Traumsommer in Norwegen

von: fabianovic

Traumsommer in Norwegen - 27.12.14 19:48

Das wird nun mein erster eigener Radreisebericht.
Ich habe hier im Forum schon immer gerne recherchiert und die Berichte gelesen. Jetzt will ich auch mal etwas Input geben.

Die Route hab ich auf www.gpsies.com hochgeladen. Ist dort unter "Norwegen 2014" zu finden.

Mit dem Flieger von Amsterdam nach Ålesund ging es am 22. Juni los. Vorher war ich schon zum einrollen zwei Tage durchs flache und etwas langweilige Holland geradelt.

Der Flughafen von Ålesund liegt auf der vorgelagerten Insel Vigra. Dort wurde ich von kühlem und regnerischen Wetter begrüßt. So hatte ich es mir auch in etwa vorgestellt, wenn auch nicht erhofft. Trotzdem war ich extrem glücklich endlich meine Tour in Norwegen zu starten und radelte die ersten paar Kilometer zum Fähranleger, um nach Ålesund überzusetzen.

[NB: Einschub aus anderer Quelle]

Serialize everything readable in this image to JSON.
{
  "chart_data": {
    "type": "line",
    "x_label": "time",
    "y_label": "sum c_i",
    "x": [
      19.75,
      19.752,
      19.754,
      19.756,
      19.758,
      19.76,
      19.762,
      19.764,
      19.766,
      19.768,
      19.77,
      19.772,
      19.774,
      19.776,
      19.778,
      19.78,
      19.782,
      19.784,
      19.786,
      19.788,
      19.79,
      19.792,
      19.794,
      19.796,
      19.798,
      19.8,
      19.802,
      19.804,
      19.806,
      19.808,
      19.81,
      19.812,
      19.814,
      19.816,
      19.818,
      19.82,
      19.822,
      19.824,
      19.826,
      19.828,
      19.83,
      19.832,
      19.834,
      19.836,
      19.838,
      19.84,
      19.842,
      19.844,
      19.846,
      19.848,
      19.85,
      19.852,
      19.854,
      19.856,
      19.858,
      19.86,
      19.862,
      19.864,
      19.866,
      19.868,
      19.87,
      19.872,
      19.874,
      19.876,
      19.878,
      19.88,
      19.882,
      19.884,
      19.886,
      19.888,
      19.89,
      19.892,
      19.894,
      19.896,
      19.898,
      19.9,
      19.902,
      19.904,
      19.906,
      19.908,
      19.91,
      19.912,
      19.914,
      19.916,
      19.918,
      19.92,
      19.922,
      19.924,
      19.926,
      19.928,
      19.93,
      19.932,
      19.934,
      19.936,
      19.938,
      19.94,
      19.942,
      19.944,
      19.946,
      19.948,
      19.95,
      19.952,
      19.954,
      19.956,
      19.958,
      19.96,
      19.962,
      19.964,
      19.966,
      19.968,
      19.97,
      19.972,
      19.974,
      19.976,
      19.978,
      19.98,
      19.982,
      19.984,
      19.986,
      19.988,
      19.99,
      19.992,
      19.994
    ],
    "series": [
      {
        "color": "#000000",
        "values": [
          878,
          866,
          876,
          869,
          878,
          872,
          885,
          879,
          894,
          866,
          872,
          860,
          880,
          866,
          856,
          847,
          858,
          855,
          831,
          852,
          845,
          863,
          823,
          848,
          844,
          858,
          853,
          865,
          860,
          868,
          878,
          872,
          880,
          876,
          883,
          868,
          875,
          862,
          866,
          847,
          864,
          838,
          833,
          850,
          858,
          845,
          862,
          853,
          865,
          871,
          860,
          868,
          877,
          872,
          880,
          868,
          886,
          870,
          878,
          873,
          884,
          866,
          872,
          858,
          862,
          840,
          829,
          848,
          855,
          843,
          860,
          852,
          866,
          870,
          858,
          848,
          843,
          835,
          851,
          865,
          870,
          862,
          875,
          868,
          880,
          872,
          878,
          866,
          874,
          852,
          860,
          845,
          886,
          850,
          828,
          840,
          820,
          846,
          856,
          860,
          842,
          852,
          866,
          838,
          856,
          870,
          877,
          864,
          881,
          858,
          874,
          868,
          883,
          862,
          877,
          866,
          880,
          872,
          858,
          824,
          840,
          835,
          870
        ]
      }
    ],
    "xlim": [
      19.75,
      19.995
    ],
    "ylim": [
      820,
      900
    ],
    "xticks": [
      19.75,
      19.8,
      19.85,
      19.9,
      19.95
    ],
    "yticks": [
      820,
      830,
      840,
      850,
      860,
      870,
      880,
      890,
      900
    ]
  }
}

Ålesund, eine Perle des Jungendstils, konnte mich nicht so recht begeistern, was aber sicherlich auch am ungemütlichen Wetter lag.







Zum Glück hatte ich mir für die erste Nacht schon vorher ein Hotelzimmer gebucht. Abends war ich gut essen und habe mir ein bisschen die Stadt und seine Einkaufsmöglichkeiten angesehen. Am nächsten Tag musste ich mich noch mit Proviant eindecken.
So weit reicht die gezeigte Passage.